Всё было готово к отлёту с земли. Но два последующие дня пришлось, почти без сна, провозиться над укладкой внутри аппарата, в полых подушках, множество мелочей. Проверяли приборы и инструменты. Сняли леса, окружавшие аппарат, разобрали часть крыши. Лось показал Гусеву механизм движения и важнейшие приборы, — Гусев оказался ловким и сметливым человеком. На завтра, в шесть вечера, назначили отлёт.
Поздно вечером Лось отпустил рабочих и Гусева, погасил электричество, кроме лампочки над столом, и прилёг, не раздеваясь, на железную койку, — в углу сарая, за треногой телескопа.
Ночь была тихая и звёздная. Лось не спал. Закинув за голову руки, глядел на сумрак — под затянутой паутиной крышей, и то, от чего она назавтра бежал с земли, — снова, как никогда ещё, мучило его. Много дней он не давал себе воли. Сейчас, в последнюю ночь на земле, — он отпустил сердце: мучайся, плачь.

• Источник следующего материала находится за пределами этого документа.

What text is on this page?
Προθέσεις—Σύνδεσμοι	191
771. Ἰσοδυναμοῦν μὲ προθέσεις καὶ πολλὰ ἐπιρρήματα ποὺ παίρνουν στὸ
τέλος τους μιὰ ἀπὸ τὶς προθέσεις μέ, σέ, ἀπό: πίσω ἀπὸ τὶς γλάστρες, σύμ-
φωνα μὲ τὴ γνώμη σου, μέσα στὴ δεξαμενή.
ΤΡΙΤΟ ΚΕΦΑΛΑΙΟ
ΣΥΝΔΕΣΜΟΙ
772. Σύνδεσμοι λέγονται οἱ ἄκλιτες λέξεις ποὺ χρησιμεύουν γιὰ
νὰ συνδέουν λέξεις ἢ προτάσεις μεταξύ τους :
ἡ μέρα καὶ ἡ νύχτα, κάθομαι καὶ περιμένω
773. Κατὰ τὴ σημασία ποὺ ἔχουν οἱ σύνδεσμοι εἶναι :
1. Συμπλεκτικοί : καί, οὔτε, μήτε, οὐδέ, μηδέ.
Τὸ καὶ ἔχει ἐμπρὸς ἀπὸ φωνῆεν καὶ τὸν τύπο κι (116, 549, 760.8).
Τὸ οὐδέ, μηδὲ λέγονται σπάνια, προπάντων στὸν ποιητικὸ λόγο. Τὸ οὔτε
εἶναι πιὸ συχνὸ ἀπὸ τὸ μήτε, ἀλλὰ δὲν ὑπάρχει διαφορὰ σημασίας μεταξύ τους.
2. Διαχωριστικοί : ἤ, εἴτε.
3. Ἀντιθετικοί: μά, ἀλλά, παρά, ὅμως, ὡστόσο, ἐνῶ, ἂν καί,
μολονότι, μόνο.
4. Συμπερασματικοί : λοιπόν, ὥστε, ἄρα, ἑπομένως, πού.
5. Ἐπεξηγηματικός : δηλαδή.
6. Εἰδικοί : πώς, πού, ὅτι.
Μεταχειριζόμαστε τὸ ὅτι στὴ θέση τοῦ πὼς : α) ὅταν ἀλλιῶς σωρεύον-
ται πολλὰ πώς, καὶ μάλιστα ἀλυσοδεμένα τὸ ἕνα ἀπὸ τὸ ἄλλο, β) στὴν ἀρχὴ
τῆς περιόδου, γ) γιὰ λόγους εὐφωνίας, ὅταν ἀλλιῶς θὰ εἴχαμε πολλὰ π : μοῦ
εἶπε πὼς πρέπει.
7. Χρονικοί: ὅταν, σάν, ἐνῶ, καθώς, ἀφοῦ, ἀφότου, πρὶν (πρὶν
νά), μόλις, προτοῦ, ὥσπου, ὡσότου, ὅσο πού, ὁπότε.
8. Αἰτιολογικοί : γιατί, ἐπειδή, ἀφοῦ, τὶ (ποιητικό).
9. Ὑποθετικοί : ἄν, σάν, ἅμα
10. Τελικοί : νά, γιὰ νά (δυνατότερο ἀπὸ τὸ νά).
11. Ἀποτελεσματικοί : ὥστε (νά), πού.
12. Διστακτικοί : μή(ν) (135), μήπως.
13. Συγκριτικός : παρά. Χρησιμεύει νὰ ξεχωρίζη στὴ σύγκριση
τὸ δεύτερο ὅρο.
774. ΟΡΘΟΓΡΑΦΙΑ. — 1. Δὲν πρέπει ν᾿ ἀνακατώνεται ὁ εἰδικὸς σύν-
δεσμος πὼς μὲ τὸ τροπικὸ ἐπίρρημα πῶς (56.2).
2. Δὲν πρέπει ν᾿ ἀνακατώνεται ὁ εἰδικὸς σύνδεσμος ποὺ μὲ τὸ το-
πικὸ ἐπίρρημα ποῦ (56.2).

Память разбудила недавнее прошлое… на стене, на обоях — тени от предметов. Свеча заставлена книгой. Запах лекарств, — душно. На полу, на ковре — таз. Когда встаёшь и проходишь мимо таза — по стене, по тоскливым, сумасшедшим цветочкам — бегут, колышатся тени предметов. Как томительно! В постели то, что дороже света, — Катя, жена, — часто, часто, тихо дышит. На подушке — тёмные, спутанные волосы. Подняты колени под одеялом. Катя уходит от него. Изменилось, недавно такое прелестное, кроткое лицо. Оно — розовое, неспокойное. Выпростала руку и щиплет пальцами край одеяла. Лось снова, снова берёт её руку, кладёт под одеяло. «Ну, раскрой глаза, ну — взгляни, простись со мной». Она говорит жалобным, чуть слышным голосом: «Ской окро, ской окро». Детский, едва слышный, жалобный её голос хочет сказать: — «открой окно». Страшнее страха — жалость к ней, к этому голосу. «Катя, Катя — взгляни». Он целует её в щёки, в лоб, в закрытые веки. Но не облегчает её жалость. Горло у неё дрожит, грудь поднимается толчками, пальцы вцепились в край одеяла. «Катя, Катя, что с тобой?..» Не отвечает, уходит… Поднялась на локтях, подняла грудь, будто снизу её толкали, мучили. Милая голова отделилась от подушки, закинулась… Она опустилась, ушла в постель. Упал подбородок. Лось, сотрясаясь от ужаса и жалости, обхватил её, прижался. Забрал в рот одеяло.
На земле нет пощады…
Лось поднялся с койки, взял со стола коробку с папиросами, закурил и ходил некоторое время по тёмному сараю. Потом, взошёл на лесенку телескопа, нашёл искателем Марс, поднявшийся уже над Петербургом, и долго глядел на небольшой, ясный, тёплый шарик. Он слегка дрожал в перекрещивающихся волосках окуляра.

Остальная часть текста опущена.